Pour sa part, Noella est “fière d’être encore vierge”. À 16 ans, elle s’exprime comme une adulte, éveillée aux “valeurs que m’ont transmises mes parents”. Elle revient sur une récente campagne de pub d’une importante marque de préservatifs diffusée à la radio. “En entendant les allusions plus qu’explicites sur les rapports sexuels alors que j’étais dans un bus, et même s’il n’y avait rien de mal, je n’ai pu m’empêcher d’être mal à l’aise. Je me suis rendu compte que presque tous les autres passagers étaient dans le même état que moi.” Pire, “des jeunes enfants y étaient exposés”. Noella est consciente de l’influence de certains médias sur le développement des enfants. “Parfois, nous sommes sur Facebook et sommes confrontés à des contenus quasiment pornos et obscènes qui apparaissent sur notre mur.
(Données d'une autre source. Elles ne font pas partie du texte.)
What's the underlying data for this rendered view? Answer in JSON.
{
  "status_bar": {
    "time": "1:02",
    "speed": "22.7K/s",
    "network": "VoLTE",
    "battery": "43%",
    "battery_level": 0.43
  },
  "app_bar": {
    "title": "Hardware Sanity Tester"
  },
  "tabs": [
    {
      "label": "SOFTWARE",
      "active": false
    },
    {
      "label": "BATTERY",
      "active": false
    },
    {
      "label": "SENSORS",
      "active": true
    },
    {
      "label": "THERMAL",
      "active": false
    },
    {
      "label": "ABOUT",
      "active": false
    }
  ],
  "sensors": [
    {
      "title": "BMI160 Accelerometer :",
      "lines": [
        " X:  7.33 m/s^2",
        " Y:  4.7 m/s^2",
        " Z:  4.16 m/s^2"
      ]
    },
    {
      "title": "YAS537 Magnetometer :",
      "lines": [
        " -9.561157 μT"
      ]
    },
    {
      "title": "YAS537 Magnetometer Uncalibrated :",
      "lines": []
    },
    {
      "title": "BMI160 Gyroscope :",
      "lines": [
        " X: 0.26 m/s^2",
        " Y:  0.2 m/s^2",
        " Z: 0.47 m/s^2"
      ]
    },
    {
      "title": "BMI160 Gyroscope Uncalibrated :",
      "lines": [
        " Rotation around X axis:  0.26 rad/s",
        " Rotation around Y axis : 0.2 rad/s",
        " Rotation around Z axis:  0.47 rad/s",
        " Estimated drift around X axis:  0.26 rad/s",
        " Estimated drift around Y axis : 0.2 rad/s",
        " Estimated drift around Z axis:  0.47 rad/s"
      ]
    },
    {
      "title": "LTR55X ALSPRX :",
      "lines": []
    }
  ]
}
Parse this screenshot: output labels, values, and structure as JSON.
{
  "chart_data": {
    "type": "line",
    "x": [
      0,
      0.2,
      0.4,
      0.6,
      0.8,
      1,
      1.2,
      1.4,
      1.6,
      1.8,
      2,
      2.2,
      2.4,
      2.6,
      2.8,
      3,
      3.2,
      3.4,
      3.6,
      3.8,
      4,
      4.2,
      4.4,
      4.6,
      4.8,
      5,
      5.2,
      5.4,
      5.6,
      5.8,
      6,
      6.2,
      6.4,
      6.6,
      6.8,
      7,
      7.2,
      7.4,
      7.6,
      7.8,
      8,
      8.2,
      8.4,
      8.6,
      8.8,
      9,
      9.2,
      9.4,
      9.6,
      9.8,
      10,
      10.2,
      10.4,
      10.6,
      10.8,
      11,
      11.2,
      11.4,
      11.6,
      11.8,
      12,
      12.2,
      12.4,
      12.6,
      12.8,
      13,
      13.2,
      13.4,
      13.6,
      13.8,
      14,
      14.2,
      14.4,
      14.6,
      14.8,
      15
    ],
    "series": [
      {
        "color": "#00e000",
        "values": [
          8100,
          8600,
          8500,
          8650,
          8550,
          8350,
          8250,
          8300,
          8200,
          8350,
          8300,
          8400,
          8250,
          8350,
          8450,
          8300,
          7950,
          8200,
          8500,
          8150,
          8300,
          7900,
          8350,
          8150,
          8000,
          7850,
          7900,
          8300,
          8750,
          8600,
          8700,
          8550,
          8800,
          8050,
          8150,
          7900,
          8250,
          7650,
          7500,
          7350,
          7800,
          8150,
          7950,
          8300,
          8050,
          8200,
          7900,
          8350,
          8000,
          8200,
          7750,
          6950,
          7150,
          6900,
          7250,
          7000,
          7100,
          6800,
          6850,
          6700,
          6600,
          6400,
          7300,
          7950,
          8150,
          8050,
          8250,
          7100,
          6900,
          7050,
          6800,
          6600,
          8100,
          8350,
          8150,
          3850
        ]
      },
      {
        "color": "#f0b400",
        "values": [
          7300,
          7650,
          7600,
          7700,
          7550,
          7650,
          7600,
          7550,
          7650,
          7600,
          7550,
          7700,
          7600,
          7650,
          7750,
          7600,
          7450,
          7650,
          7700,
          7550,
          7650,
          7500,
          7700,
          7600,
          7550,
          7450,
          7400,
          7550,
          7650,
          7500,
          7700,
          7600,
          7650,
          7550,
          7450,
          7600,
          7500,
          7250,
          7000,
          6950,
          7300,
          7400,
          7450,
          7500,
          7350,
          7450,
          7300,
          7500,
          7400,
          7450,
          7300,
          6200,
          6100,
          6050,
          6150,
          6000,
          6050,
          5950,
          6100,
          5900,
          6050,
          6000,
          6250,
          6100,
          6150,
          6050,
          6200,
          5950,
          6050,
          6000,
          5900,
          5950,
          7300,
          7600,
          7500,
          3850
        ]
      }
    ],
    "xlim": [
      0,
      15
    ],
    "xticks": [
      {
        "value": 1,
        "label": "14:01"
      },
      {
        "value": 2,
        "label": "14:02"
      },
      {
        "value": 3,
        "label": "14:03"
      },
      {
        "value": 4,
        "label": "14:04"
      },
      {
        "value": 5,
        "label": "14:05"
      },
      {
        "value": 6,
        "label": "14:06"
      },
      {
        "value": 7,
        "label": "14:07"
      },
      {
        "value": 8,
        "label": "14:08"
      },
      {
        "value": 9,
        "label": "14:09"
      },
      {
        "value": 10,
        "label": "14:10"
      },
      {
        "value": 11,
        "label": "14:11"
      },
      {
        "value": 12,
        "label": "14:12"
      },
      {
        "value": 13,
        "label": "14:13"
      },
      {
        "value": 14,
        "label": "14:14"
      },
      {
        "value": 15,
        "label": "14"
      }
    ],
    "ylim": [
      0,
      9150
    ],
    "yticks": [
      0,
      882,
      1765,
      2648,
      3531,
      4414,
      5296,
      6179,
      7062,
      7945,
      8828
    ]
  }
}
Ce n’est pas tous les médias qu’il faut blâmer, mais une bonne partie d’entre eux, qui diffusent sans modération des vidéos, images, messages de chansons et autres qui renvoient au sexe.”

Assumer l’éducation de son enfant.

Le Dr Rita Gopal souligne que “les parents doivent imposer des limites à leurs enfants au lieu d’encourager certaines pratiques. Les jeunes doivent mesurer les risques d’une entrée en sexualité précoce, notamment le risque de grossesse et d’infections sexuellement transmissibles (IST)”. Selon les chiffres du ministère de la santé, le nombre de jeunes ayant contracté la syphilis a doublé entre 2015 et 2016 chez les 10-19 ans, chez les garçons et chez les filles.

L’Ombudsperson for Children observe que “les parents doivent assumer leurs responsabilités. Nous sommes parfois en présence de géniteurs. Mais être parent, c’est autre chose, c’est assumer l’éducation de son enfant. Voir des parents qui n’assument pas leur rôle car ils sont eux-mêmes des enfants qui ont besoin d’encadrement, c’est terrible”. Vidya Charan ajoute que “nous vivons dans un monde très matérialiste, mais il faut savoir dire non aux enfants qui dépassent certaines limites, les encadrer et les accompagner à chaque étape. Le plus important, c’est d’avoir une éducation sexuelle appropriée”.


Véronique Wan Hok Chee, psychologue “Un éveil sexuel trop précoce”

“La sexualisation précoce ou hypersexualisation prend de l’ampleur avec les médias, les nouvelles technologies et surtout avec le phénomène de mode. La sexualité est mise à nu, ce qui fait que le corps devient un objet de convoitise qui est exploité. Cela a définitivement un impact sur nos enfants. Nous devons nous inquiéter de ce phénomène, qui touche les filles, mais aussi les garçons, même si c’est à un degré moindre. Ils font face à un éveil sexuel trop précoce car ils sont exposés à certains contenus explicites. Il ne faut pas confondre hypersexualité et hypersexualisation. Le premier renvoie à l’acte sexuel (activité sexuelle intense et fréquente) alors que le second fait référence à une trop grande exposition à la sexualité, que ce soit virtuel ou réel, à une exposition abusive à la sexualité dans un but commercial. Si on n’en parle pas ou peu, c’est que plusieurs notions se confondent dans la tête des gens…”


Dr Rita Gopal : “Nous devons nous inquiéter”

“Même si les chiffres tendent à montrer une baisse dans le taux de natalité, ils demeurent toujours élevés par rapport au nombre d’habitants que nous avons à Maurice. Nous devons nous inquiéter. Dans ces 87 cas en 2016, combien de jeunes filles qui sont tombées enceintes ont dû arrêter l’école ou ont contracté une IST ? Il faut penser aux conséquences d’avoir une relation sexuelle non protégée avant de commencer à s’adonner au sexe : connaître les méthodes de contraception et les risques liés aux maladies sexuellement transmissibles.”